Разглядев на полу оборонённый мною нож, я поднял его и положил на стол рядом с портфелем. Капитан проследил пристальным взглядом за всеми моими движениями. Наверное он подумал, что таким образом я пытаюсь зашугать его психику. В любом случае, радости его лицо не выражало. А ведь я просто поднял принесённый из дома нож и положил его на стол. Потом надо будет где-то найти Пане именно такой! Этот же, следует выбросить где-нибудь подальше от здешних мест.
— Я просто хотел с тобой поговорить! Насчет денег — выпалил, как будто с обрыва прыгнул в холодную воду мой собеседник, — Куда тебе столько⁈
Вот это номер! Он, что, хочет забрать у меня никитинскую кубышку? А с хера ли? И откуда капитан Губанов знает, что я обжал колбасника? Вряд ли тот вешал на столбах и на остановках объявления по этому поводу. И в то, что Никитин встречался для обсуждения этого сугубо интимного вопроса с капитаном, я не верил. Без смертельной нужды он близко не подойдёт к этим беспредельщикам. Просто, исходя из элементарного инстинкта самосохранения поостережется. Слишком разные у них весовые, а точнее сказать, интеллектуальные категории.

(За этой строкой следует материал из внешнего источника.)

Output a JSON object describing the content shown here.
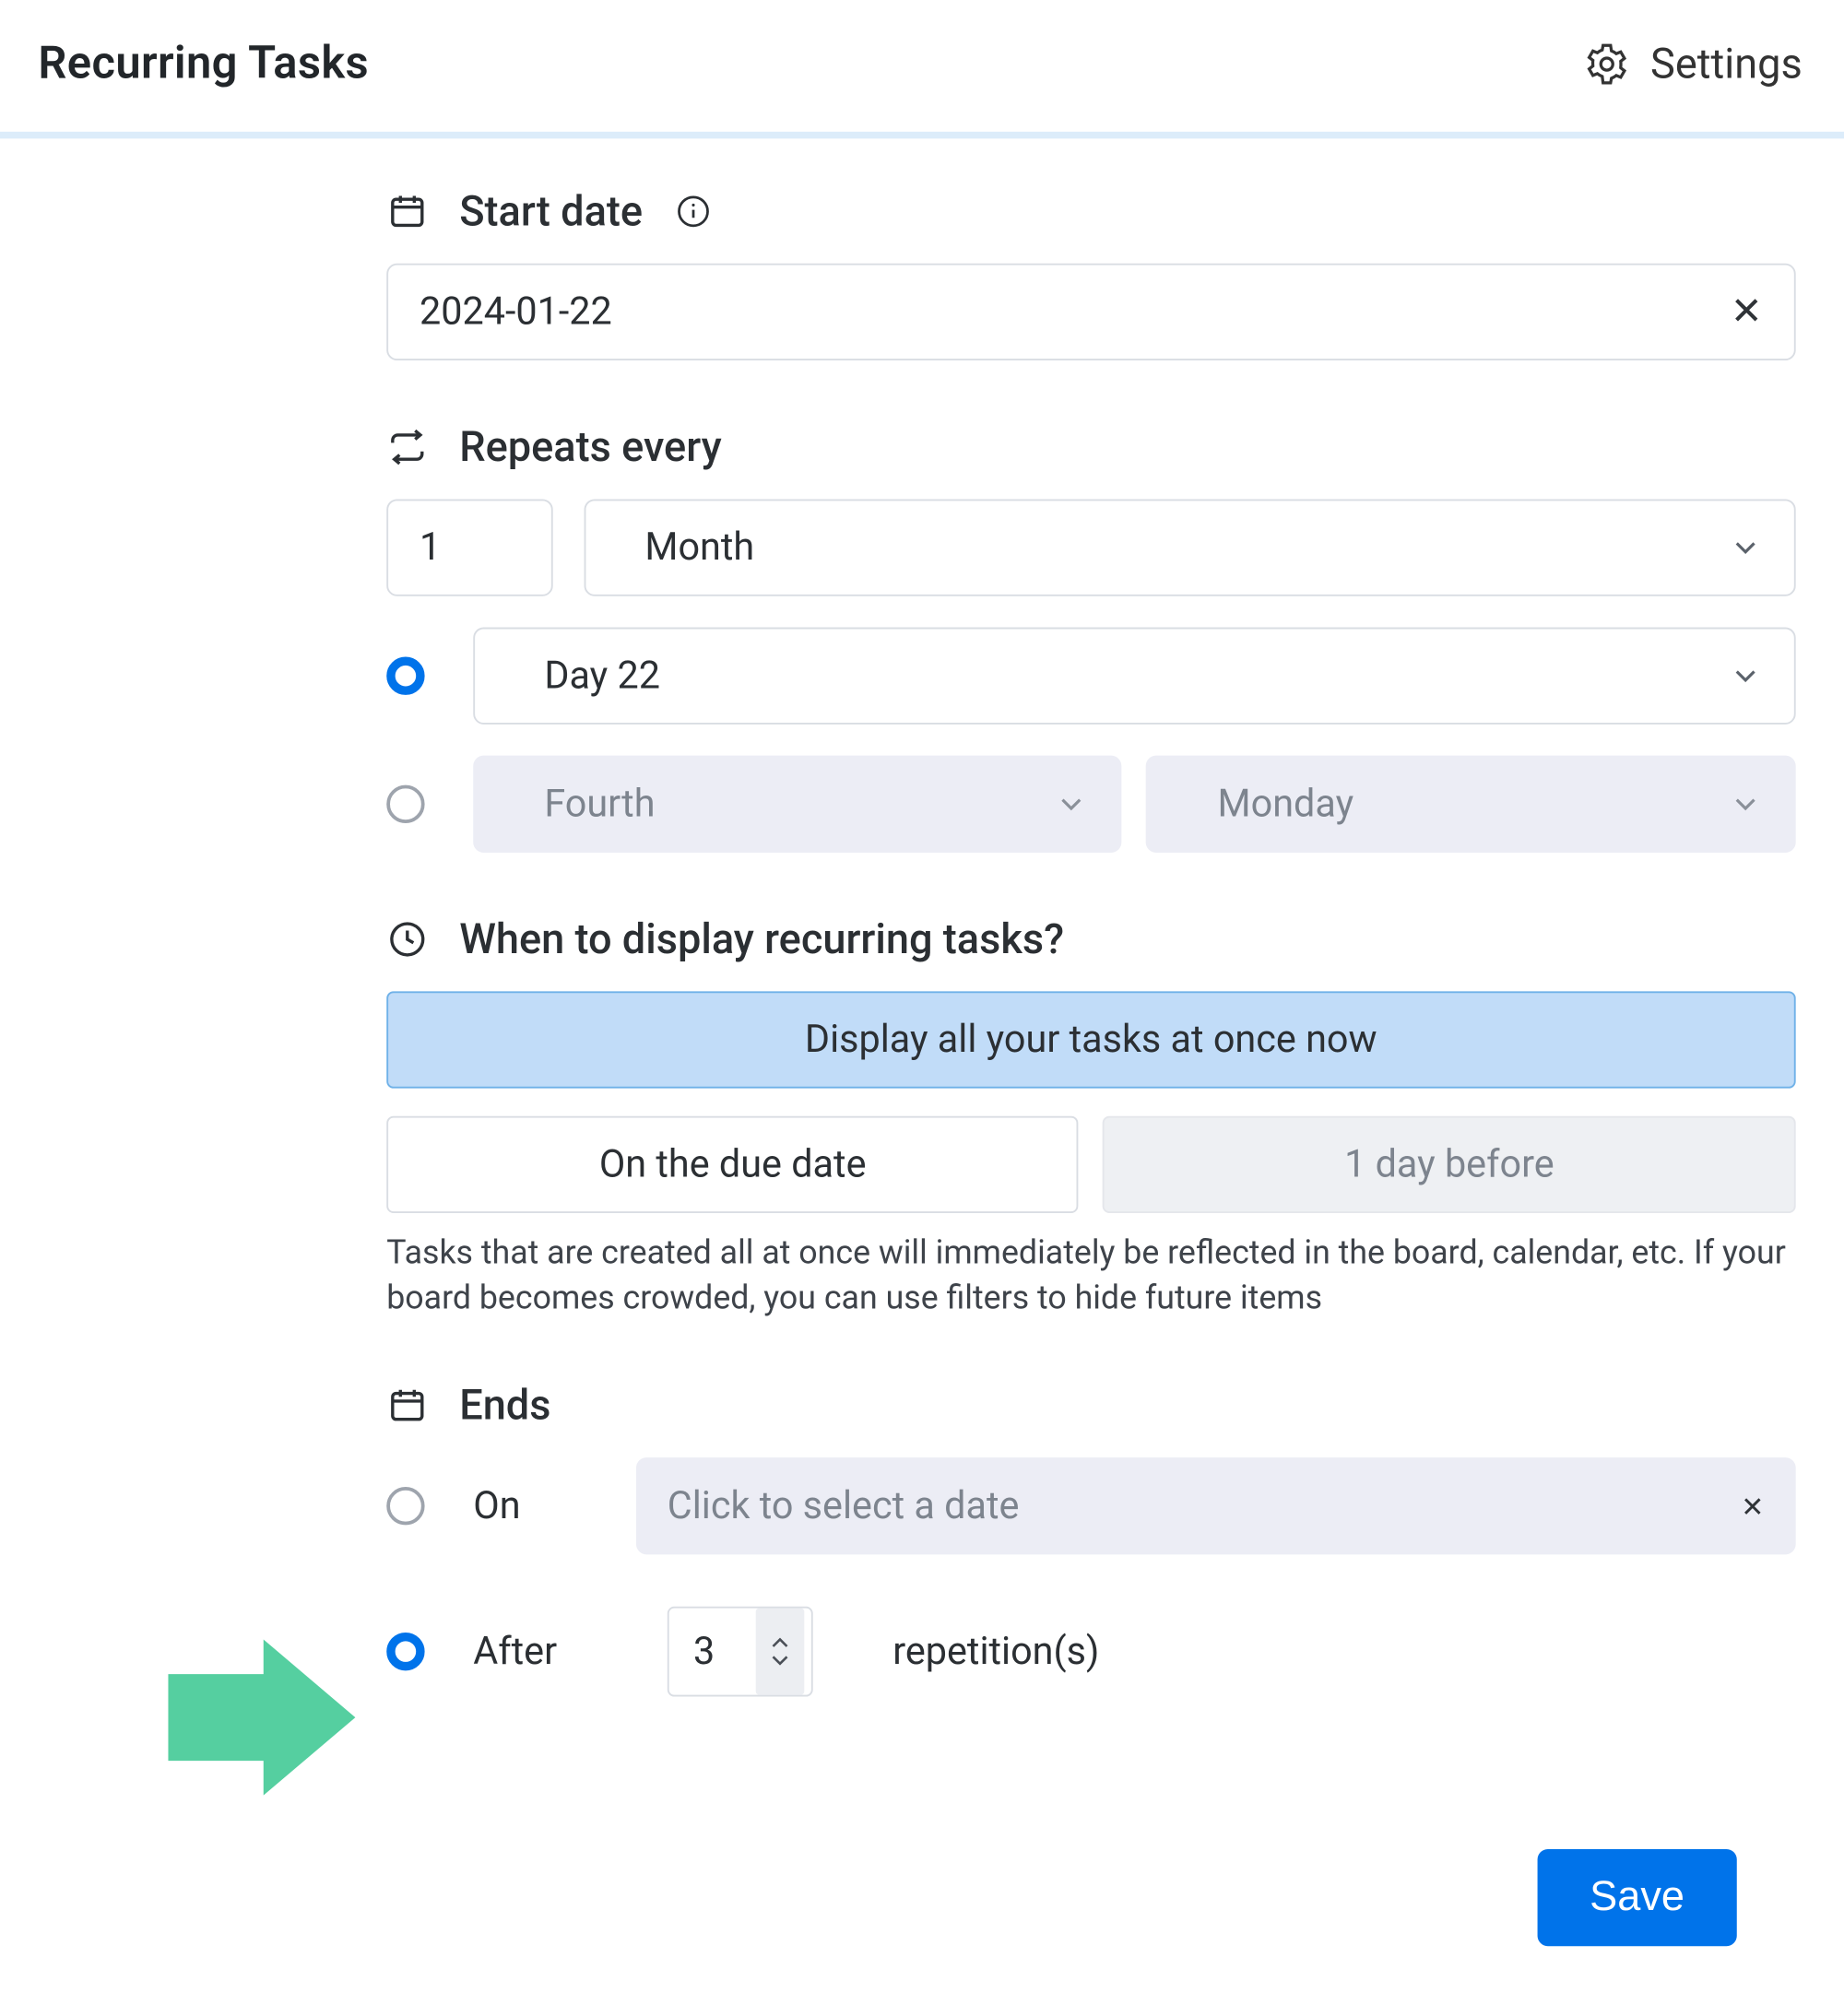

— Я же точно знаю, что это ты водовозовскую кассу прибрал! — отчаянно выпалил всё еще лежащий на полу коллега, — Ты же понимаешь, что без денег мне от розыска не оторваться! По-хорошему прошу тебя, поделись, Корнеев!
Глава 4
— Чего-чего? — опешил я от такой беспредельной наглости, — Чью кассу я прибрал? Ты чего городишь, убогий⁈ — отступив на шаг, я выпучил ошалевшие глаза на в край оборзевшего инсинуатора.
И на всякий случай не поленился встать поудобнее, чтобы вовремя и эффективно отреагировать на любую резкость недорезанного оборотня. Так как в голове вдруг появилось подозрение, что моё внимание сейчас просто-напросто пытаются отвлечь. Дабы снова поменять полярность наших отношений, по второму кругу взяв меня в плен. Особых в этом сомнений у меня не было, потому как даже с учетом глубокого пореза конечности, капитан на это решиться был способен. Терять-то ему уже всё равно нечего.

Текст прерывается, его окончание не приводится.